Grigory Sokolov, Klavier
„..Sokolovs Magie aber entsteht im Augenblick, in seiner feinen Kunst, Musik über Epochengrenzen hinweg zu beleben, zum Schweben zu bringen, immer eingedenk, dass unsere Spiele enden müssen.“
Der Tagesspiegel, 11.04.2019
Der einzigartige, unwiederholbare Charakter von live gespielter Musik ist ein entscheidender Aspekt, um die Ausdrucksschönheit und die bezwingende Ehrlichkeit von Grigory Sokolovs Kunst zu verstehen. Die poetischen Interpretationen des russischen Pianisten, die mit mystischer Intensität im Konzertsaal lebendig werden, basieren auf einer fundierten Kenntnis seines umfangreichen Repertoires.
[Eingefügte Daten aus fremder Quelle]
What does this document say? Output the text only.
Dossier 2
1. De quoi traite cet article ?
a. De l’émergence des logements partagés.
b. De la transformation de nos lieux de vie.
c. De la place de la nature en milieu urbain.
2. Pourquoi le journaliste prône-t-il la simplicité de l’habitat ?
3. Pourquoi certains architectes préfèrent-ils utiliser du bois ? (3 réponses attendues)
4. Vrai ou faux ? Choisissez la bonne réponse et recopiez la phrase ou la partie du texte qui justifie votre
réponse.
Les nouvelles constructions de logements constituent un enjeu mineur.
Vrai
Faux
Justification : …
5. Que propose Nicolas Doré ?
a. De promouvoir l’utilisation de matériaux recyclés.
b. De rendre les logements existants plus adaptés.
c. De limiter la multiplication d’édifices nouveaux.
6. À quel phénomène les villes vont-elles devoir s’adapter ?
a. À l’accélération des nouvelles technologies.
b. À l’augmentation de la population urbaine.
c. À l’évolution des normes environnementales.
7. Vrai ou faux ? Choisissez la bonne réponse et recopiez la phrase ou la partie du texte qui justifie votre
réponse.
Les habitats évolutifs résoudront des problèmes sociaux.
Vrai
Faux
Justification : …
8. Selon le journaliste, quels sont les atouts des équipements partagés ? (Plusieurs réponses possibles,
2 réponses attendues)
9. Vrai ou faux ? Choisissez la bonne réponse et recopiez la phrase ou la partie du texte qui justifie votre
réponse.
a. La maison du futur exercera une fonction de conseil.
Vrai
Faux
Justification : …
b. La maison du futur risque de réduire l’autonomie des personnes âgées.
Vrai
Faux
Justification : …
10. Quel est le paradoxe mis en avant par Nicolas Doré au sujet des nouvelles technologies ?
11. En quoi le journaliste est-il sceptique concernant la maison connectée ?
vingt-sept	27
So umfassen seine Rezital-Programme die gesamte Musikgeschichte: von Transkriptionen geistlicher Polyphonie des Mittelalters und Werken für ein Tasteninstrument von Byrd, Couperin, Rameau, Froberger und Bach, über das klassische und romantische Repertoire, besonders Beethoven, Schubert, Schumann, Chopin und Brahms bis hin zu Schlüsselkompositionen des 20. Jahrhunderts von Prokofieff, Ravel, Scriabin, Rachmaninoff, Schönberg und Strawinsky.
Grigory Sokolov wurde am 18. April 1950 in St. Petersburg geboren. Als Fünfjähriger begann er mit dem Klavierspiel, zwei Jahre danach nahm er sein Studium bei Liya Zelikhman an der Zentralen Musikschule des Leningrader Konservatoriums auf, und mit 12 Jahren gab er sein erstes Rezital in seiner Heimatstadt. Als Sechzehnjähriger machte der junge Sokolov Schlagzeilen über die Sowjetunion hinaus, als er im Jahr 1966 – als jüngster Musiker überhaupt – die begehrte Goldmedaille des Internationalen Tschaikowsky-Wettbewerbs in Moskau erhielt. Während Grigory Sokolov in den 1970er-Jahren ausgedehnte Konzertreisen in die USA und nach Japan unternahm, entwickelten sich, fernab vom internationalen Scheinwerferlicht, seine künstlerischen Fähigkeiten weiter und wurden reifer. Nach dem Zusammenbruch der Sowjetunion begann Sokolov, in den großen internationalen Konzertsälen und bei den wichtigsten Festivals aufzutreten. Als Konzertsolist arbeitete er mit vielen Orchestern, wie dem New York Philharmonic, Concertgebouworkest Amsterdam, Philharmonia Orchestra in London, Symphonieorchester des Bayerischen Rundfunks und den Münchner Philharmonikern, bevor er sich letztlich entschloss, nur noch Solo- Rezitals zu spielen.
Heute gibt Grigory Sokolov etwa 70 Konzerte pro Spielzeit; dabei widmet er sich jeweils ganz
einem einzigen Programm. Sokolov gehört zu den eher seltenen Pianisten, die sich sehr für die Mechanik, das Innenleben eines Flügels interessieren. Er liebt es, sich mit dem Stimmer vor Ort über den zu spielenden Flügel auszutauschen; für ihn hat jeder Flügel seinen eigenen unverwechselbaren Charakter, den es zu erkennen gilt. Für Sokolov geht es im Zusammenspiel zwischen dem Pianisten und Flügel um eine Partnerschaft. Nur so kann er die ganze Bandbreite eines Instrumentes ausloten. Kritiker beschreiben oft seine Fähigkeit, inmitten eines polyphonen Textes individuelle Stimmen hervorzuheben.
Sokolov ist exklusiv bei der Deutschen Grammophon: Die erste CD erschien 2015, ein Livemitschnitt von den Salzburger Festspielen mit Werken von Mozart, Chopin, Bach, Rameau und Scriabin; 2016 folgte eine CD mit Werken von Schubert und Beethoven. Im Jahr 2017 veröffentlichte die DG ein Album mit
Klavierkonzerten von Mozart und Rachmaninoff, begleitet vom Dokumentarfilm A Conversation That Never Was (auf DVD) von Nadja Zhdanova, ein Portrait Grigory Sokolovs, basierend auf Interviews von Freunden und Kollegen des Maestros, ergänzt durch bislang unveröffentlichtes Material aus Privat-Archiven. Einer Doppel-CD mit DVD aus dem Jahr 2020 mit Werken von Beethoven, Brahms und Mozart, folgte im April 2022 die Veröffentlichung einer Konzertaufnahme aus dem Schloss Esterhazy in Eisenstadt, die drei Sonaten von Haydn, die Vier Impromptus D 935 von Schubert und eine großzügige Auswahl an Zugaben enthält.